Death is… hard. Losing someone, no matter the circumstances, so completely and irrevocably… it’s the hardest thing to go through. To be sixteen years old and know that your best friend was suffering so heavily and that they are now gone… I can’t imagine. Every little moment is suddenly brought back to the forefront of your mind and you think, “If I had done that differently, would they still be here?” Would that one moment have made all the difference? The regret that Caitlin feels is so palpable. So real and authentic. The range of emotions I experienced during this read was vast.
Caitlin herself was not the most lovable character, but I didn’t find her entirely unlikable. She’s imperfect (and was even before Ingrid’s suicide) but we all are. Actually, the way that she responded to and handled trauma reminded me a lot of Melinda from Laurie Halse Anderson’s Speak. The story line was heartbreaking and a little chaotic at times but I’d venture to say that it was pretty realistic. I never felt as if the author was simply trying to fill the pages to take up time in between plot twists; instead, I felt that she was trying to make Caitlin’s stages of grief fit within the pages of such a short novel.
With all of this being said, I can’t fully explain to you why I didn’t love this book even when it made me feel so much. I thought that the representation felt very authentic and the grief was written so realistically that at times, I thought I felt it myself. I think that there is just something about Nina LaCour books that always leaves me wanting more. She is, admittedly, not my favorite author. We Are Okay was choppy and long and though it was really important it never felt complete to me. I think Hold Still was the same way. It’s hard to say whether or not that’s a good or a bad thing because I truly do believe that LaCour does it this way on purpose. In real life, we don’t always get happy endings. Mental illness isn’t actually as romantic and quirky as some YA novels make it out to be; it’s boring and miserable. So I know that LaCour writes her stories with that in mind, and while I genuinely appreciate it, I can’t change that feeling that something is missing.

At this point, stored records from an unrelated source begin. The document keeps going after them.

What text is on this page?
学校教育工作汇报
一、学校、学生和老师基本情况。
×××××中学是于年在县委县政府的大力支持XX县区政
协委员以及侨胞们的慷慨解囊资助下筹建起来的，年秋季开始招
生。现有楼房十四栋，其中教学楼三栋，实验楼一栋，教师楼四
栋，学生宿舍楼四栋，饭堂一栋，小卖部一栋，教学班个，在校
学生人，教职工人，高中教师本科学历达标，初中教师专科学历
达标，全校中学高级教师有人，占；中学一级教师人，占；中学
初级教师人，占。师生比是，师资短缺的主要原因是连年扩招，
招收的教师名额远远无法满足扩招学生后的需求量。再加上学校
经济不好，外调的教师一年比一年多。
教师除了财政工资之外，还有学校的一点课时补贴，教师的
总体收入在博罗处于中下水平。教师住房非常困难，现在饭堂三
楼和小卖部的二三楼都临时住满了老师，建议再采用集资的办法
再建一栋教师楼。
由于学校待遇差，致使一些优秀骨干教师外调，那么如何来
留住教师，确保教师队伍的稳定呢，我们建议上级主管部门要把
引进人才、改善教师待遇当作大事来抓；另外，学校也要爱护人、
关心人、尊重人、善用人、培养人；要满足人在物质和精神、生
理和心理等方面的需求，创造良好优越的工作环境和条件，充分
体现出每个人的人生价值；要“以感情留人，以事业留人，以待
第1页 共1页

However, I do still think that this book is worth the read, especially for anyone struggling with heavy depression themselves. It may also be worthwhile for someone who love’s someone (whether in a platonic or romantic way) who suffers from mental illness. Ingrid’s journal entries shattered my heart but they were very telling. If you do plan to pick this up, though, please prepare for the heavy talk of suicide. It can get very heavy at times.